What they accomplished is certainly less than half a pie, but every sliver took a full court, unified effort with a whole lot of blood sweat and tears. As soon as they achieved that small slice, forces starting whittling away at it. Many of those things stem from the implicit biases that exists against anyone with addiction, persons in recovery and to some degree everyone who is involved in trying to help us. I would point out that in my state (Pennsylvania) reimbursement rates for outpatient treatment were higher in adjusted dollars when I walked into treatment in 1986 than they are now, with roughly a tenth of the administrative burdens. Members of our workforce qualify for welfare, and when people gain experience, far too often they migrate away from this work. Our peer services are moving out of the hands of our recovery community and are being over professionalized. We are repeating pitfalls of the past and failing to heed the lessons of history, yet again. Not much pie left on this fork and every reason to expect change.
I can tell you that there have been a lot of unintended consequences of our “old guard” advocacy efforts. The ones I see without exception are a result of consistently underestimating the degree of stigma and implicit bias against persons with addiction and the recovery community. We advocated for a greater voice in polices and to some degree only accomplished elevating the stigma. We advocated for more resources and when they came, they never reached us and instead went to academic groups and beltway bandits that show up when the grass is green and roll out of town as soon as the resources go away. When they are in town, they dismiss our lived experience, patronize us or shut us out when we raise inconvenient truths. We are patronized by the very systems and services we advocated for.

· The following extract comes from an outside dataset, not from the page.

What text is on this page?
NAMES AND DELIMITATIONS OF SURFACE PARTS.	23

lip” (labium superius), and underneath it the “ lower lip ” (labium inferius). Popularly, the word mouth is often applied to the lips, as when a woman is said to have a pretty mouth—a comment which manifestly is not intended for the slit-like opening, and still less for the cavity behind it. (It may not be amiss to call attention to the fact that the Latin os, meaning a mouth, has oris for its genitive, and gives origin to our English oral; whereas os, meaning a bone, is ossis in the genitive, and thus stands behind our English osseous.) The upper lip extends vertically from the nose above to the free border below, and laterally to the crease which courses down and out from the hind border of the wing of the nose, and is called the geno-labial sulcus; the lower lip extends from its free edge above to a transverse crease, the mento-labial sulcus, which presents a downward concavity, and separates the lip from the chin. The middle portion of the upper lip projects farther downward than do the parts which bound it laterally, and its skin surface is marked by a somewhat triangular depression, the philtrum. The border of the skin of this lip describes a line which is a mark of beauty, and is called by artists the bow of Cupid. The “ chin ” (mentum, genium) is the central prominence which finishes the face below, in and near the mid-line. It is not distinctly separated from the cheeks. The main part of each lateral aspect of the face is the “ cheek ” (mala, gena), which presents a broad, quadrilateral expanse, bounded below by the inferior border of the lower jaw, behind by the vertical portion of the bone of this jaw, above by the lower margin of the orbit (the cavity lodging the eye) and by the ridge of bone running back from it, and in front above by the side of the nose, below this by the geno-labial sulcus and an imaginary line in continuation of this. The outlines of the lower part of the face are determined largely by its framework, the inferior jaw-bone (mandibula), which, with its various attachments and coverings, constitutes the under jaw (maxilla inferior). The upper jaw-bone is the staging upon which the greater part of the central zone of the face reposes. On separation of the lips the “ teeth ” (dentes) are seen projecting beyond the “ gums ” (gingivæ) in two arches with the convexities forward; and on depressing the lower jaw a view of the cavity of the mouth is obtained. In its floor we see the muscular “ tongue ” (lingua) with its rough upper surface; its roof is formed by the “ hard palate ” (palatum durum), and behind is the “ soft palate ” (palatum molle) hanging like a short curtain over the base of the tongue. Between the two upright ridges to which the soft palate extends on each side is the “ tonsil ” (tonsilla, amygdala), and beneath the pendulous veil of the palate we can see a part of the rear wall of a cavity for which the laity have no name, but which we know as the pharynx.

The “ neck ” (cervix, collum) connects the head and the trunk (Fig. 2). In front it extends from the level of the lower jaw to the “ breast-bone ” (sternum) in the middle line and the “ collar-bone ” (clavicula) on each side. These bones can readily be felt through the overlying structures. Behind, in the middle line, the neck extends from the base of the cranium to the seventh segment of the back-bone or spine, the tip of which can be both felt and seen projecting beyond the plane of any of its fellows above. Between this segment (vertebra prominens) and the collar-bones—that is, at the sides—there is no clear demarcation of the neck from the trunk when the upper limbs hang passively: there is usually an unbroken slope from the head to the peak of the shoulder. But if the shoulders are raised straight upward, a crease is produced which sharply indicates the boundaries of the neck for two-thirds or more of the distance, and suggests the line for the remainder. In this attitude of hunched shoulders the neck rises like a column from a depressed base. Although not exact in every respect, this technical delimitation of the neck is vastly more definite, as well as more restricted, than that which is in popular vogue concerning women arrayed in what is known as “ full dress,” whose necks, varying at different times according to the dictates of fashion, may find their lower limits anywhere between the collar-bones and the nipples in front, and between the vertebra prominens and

Yet, the only way through this is always together. History shows us that. You rightly want change now. Experience lends me to be cautious and at times to consider unintended consequences. That may look too cautious to you. A truism is that if you change too quickly or the wrong things in haste, the outcome may not be the one you want. The gains are typically realized by those who can exert the most influence. It is never us unless we are united.
It is also vitally importance to understanding our own history. People like Bill White who has documented our history are invaluable for understanding the pitfalls and opportunities we face moving forward. The word of caution I would express is to suggest that you not move forward with a mindset that we failed you and the work we did needs to be burned down to the ground, a sentiment I am hearing. If that occurs forces outside our recovery community would use it as an opportunity for further colonization and cooptation. These same lessons are also contained in our own history.
So the question, is as always, what can we build together so that more people can get into and stay in recovery than have in the past? We are only strong enough to achieve anything when we are all playing the same tune. After spending a whole lot of time listening to our community my sense of that objective is the five-year recovery paradigm. In this model, we keep people alive through harm reduction efforts, use individualized treatment and a variety of long term, low threshold recovery community support strategies to get people to five years of recovery, the point at which they have an 85% chance of staying in recovery for the rest of their lives
Does this make sense to you my millennial and zoomer brothers and sisters in recovery? If yes or no – lets keep talking and find where consensus lies. Without consensus we will have no pie to carry forward, of that much I am certain.